On-demand music dominates industry

The first CD was released in 1982 and featured Billy Joel’s “52nd Street,” while 11 years later the Internet Underground Music Archive first allowed users to download songs.

Nielsen Holdings N.V., a global information and measurement company, released its annual music report indicating that in 2015, more than 317 billion songs were streamed on-demand — an increase of about 93 percent from last year.

While total music consumption is up by more than 15 percent, album sales have declined by 17 percent since 2014, showing the growing preference for streaming sites over tangible albums.

“Databases that stream, like Spotify and Apple Music, are wonderful sources for both scholars and performers,” said Dr. Angela Brand, associate professor of music. “They provide easy access to music, albeit, in an intangible way. However, the ease of use and accessibility may come at a cost to the music industry and the musicians.”

Streaming sites pay artists based on how many plays their songs receive. While this benefits major artists, smaller musicians struggle to make an income.
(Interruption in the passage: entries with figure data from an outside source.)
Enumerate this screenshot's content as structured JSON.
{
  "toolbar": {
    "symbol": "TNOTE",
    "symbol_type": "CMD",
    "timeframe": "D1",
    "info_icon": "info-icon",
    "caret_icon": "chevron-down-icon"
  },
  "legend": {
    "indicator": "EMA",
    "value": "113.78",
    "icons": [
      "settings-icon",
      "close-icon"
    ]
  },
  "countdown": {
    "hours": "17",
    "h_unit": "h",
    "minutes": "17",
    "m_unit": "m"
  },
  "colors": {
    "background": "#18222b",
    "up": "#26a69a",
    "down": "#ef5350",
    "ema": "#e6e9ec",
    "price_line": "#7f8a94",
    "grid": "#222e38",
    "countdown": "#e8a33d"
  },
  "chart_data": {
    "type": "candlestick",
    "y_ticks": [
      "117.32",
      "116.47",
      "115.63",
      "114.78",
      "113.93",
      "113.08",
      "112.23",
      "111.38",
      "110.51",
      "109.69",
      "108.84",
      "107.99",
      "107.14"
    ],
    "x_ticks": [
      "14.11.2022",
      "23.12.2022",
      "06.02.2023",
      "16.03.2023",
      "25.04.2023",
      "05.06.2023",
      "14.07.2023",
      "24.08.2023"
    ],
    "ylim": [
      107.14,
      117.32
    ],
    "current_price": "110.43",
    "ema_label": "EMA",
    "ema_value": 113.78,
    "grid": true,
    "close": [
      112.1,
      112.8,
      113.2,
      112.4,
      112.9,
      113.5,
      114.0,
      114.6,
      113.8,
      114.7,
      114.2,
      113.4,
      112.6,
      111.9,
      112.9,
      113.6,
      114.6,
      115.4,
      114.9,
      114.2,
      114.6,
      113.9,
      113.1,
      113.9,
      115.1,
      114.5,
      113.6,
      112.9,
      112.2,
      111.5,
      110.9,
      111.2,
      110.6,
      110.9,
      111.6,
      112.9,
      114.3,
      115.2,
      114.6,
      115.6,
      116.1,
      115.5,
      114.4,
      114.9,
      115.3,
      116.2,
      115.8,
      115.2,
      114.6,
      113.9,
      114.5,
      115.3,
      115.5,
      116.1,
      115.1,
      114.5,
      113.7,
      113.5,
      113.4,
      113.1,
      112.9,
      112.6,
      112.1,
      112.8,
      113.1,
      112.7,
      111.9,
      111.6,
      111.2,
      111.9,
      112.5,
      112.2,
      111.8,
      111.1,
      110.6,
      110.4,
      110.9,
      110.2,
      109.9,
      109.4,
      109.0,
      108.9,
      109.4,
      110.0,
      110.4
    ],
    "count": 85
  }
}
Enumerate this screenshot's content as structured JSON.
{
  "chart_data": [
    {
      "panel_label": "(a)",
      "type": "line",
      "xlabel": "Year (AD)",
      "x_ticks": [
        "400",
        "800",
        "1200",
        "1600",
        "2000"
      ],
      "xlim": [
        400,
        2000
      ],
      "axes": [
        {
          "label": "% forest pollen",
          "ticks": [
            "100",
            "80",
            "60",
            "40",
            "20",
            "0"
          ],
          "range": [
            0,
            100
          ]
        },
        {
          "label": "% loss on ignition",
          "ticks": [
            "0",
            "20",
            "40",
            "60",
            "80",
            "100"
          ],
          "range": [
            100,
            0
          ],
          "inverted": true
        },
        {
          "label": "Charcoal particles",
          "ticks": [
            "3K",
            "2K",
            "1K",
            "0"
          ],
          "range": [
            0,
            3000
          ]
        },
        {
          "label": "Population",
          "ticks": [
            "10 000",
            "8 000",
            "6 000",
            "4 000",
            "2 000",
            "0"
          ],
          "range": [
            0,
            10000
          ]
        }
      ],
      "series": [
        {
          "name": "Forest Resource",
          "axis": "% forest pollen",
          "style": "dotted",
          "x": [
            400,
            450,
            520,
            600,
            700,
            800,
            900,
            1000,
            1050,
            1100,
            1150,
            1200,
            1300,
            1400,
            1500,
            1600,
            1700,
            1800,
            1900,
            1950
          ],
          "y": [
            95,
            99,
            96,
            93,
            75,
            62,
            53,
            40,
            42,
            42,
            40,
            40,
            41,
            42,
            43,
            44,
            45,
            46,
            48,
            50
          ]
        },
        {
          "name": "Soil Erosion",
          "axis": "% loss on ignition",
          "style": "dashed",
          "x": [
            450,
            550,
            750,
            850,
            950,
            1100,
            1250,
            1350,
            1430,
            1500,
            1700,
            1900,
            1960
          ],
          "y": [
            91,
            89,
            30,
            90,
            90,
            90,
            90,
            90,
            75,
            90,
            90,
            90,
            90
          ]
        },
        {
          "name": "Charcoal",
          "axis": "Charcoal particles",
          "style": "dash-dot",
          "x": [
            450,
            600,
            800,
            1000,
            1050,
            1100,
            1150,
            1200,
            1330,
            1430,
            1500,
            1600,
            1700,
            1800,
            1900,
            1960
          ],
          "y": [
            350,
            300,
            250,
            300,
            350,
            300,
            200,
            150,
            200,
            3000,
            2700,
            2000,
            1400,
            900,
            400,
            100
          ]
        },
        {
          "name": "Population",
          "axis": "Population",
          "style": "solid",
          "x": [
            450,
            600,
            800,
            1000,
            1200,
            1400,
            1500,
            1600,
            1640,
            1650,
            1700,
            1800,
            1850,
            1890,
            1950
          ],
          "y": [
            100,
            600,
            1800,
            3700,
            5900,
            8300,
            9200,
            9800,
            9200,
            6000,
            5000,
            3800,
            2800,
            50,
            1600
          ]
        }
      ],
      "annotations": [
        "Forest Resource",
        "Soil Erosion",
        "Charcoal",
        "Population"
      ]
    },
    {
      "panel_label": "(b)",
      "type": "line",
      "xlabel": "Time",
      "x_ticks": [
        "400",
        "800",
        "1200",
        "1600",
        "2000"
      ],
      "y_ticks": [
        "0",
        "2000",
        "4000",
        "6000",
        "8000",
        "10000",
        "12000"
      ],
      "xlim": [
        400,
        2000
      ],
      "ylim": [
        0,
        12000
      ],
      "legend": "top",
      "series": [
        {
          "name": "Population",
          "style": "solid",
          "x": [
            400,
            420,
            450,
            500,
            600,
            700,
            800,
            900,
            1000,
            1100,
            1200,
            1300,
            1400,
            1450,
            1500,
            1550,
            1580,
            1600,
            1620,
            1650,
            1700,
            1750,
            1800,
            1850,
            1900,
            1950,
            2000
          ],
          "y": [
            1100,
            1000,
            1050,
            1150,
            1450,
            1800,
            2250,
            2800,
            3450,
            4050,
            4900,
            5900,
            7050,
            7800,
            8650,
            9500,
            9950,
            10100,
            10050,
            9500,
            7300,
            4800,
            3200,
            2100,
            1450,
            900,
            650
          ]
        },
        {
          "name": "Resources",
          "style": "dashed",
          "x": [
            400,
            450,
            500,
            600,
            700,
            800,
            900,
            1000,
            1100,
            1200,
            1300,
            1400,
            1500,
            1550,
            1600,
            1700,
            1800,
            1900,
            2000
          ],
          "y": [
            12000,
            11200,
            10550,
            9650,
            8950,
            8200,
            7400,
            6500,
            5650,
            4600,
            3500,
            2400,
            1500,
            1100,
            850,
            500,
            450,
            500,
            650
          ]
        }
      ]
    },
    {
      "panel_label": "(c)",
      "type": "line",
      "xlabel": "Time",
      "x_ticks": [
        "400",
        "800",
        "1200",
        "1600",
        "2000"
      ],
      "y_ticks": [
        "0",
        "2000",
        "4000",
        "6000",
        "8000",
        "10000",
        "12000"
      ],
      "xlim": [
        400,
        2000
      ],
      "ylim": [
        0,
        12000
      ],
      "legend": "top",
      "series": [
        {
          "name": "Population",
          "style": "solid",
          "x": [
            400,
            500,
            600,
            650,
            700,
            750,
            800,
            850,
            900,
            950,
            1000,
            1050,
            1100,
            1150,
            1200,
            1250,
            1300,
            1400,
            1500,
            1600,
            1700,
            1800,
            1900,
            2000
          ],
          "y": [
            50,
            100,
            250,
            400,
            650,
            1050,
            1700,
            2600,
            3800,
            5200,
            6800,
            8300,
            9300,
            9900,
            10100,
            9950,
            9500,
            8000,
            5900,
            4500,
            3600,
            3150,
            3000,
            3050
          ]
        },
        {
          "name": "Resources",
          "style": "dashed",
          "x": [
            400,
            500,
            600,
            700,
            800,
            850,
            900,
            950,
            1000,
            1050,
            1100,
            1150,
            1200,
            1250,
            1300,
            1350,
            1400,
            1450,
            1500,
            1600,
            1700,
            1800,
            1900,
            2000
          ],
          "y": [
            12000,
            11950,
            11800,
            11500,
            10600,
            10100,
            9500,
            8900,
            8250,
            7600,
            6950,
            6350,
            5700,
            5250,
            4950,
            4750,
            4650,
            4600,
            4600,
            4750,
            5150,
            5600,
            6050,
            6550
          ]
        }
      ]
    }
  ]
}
Based on a graph released by Information is Beautiful, a company that turns data and information into visual graphs and diagrams, a signed artist on Spotify would need 1,117,021 plays to earn the U.S. federal minimum wage of $7.25.

“The artists do get a bigger percentage on Apple Music than they get paid on Spotify,” said Dean Lagrange, senior business administration major. “If you’re a major artist, then you really made it. My brother is a mastering engineer so he works with major artists all the time and it’s a really cutthroat industry.”

Last year, a Michigan band named Vulfpeck challenged Spotify by streaming an album with 10 tracks that contained complete silence. Although Spotify removed the album, the band earned $20,000 after asking fans to play it on repeat while they slept.

“The challenge will be for musicians to still receive their earnings and dividends without being undercut by unscrupulous or pirated copies of their art,” Brand said. “Another concern would be the revenue from advertisements that website owners receive and sometimes do not share with the music- makers.”

Each play earns an artist under half of a cent from most streaming services after record companies take their cut. An unsigned artist will make significantly more than one signed by a larger company.

“If people are really into music and big fans of an artist, I think they’d buy their CDs if they knew it would benefit them more,” said Haley Mulder, junior theater performance major.